Sure, queue.txt is the 2nd one I used consisting of the 10 courses that did not download: queue.txt

queue-full.txt is the full set that I used to download everything: queue-full.txt

anki-sync commented 8 months ago

I suppose I should also mention, I did a git pull before starting to be sure I was running the latest code. Just ran it again and its still the latest version.

Eltaurus-Lt commented 2 months ago

The issues you were experiencing are likely to fetch request timeouts, which is why they didn't behave consistently and were reduced when fewer courses had been queued at the same time. This is somewhat to be expected from the old script since it tried to retrieve the data for all courses from the list simultaneously, so courses in large queues had to contest with each other for bandwidth.

It took a while, but I just finished making a new version that completely reworks the scanning part of the script. All courses in a batch are distributed between a limited number of scanning threads now, properly spreading the load over time.

I suggest you try it out if you still have something to download from Memrise, or want to make a more robust backup than the previous one.

Is there any way to go through and verify the courses? I would like to know if I ended up with everything, including all cards and all media files.
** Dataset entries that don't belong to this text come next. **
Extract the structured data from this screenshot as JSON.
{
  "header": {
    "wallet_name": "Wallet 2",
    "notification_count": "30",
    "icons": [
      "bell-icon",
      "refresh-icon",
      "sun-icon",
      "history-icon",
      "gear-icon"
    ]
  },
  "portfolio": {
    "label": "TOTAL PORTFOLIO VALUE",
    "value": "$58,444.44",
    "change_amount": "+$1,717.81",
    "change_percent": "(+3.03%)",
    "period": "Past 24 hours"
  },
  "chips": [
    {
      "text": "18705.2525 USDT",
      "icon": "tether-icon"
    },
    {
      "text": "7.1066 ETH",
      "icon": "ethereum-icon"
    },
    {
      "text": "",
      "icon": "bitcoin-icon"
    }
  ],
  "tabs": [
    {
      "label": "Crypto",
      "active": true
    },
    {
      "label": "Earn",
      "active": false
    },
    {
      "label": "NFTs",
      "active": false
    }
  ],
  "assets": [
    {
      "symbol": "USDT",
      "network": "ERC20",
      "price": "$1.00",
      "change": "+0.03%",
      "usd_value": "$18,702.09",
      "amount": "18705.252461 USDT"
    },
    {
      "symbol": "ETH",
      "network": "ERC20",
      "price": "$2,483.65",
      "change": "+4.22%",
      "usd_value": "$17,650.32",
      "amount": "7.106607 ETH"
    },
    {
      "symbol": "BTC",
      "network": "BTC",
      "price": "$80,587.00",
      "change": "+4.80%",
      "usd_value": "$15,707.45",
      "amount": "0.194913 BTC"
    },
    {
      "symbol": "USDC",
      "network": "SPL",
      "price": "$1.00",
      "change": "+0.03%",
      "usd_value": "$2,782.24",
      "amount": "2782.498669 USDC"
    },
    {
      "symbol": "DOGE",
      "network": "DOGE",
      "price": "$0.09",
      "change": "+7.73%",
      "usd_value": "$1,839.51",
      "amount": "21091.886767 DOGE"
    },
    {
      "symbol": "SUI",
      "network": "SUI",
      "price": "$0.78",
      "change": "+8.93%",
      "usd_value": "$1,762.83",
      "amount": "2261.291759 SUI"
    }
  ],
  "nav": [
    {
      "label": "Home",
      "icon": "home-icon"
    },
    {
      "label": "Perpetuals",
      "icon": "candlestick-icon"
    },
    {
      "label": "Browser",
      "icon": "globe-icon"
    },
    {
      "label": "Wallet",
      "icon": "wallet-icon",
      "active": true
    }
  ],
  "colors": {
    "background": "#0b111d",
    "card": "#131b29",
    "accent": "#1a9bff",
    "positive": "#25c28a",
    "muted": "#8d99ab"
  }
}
In the new version the total count of learnable words is appended to the end of the csv filename (and also inside info.md if metadata is downloaded). If you've started the course on Memrise, or a course is not split into levels, the counter will appear as a plain number in brackets without any markings. If there is a discrepancy between the number of items that the script managed to scrap and the number indicated in the metadata, the counter will indicate both numbers, e.g. "(123 of 456)", and also throw a warning during download. Memrise doesn't show the total number of words for the courses, which have levels and haven't yet been started, so there is no way for the script to independently verify, whether all words have been downloaded. In such a case, the counter will show a figure based on the total number of the retrieved items, prepended by "~" to indicate an estimate. The easiest way to check if it is correct would be to go and start the respective course on Memrise and use the displayed number of words in the course for comparison.

As for media files, the total count for them is appended to the end of the _media folder's name. If everything goes right, it should be equal to the number of files inside that folder.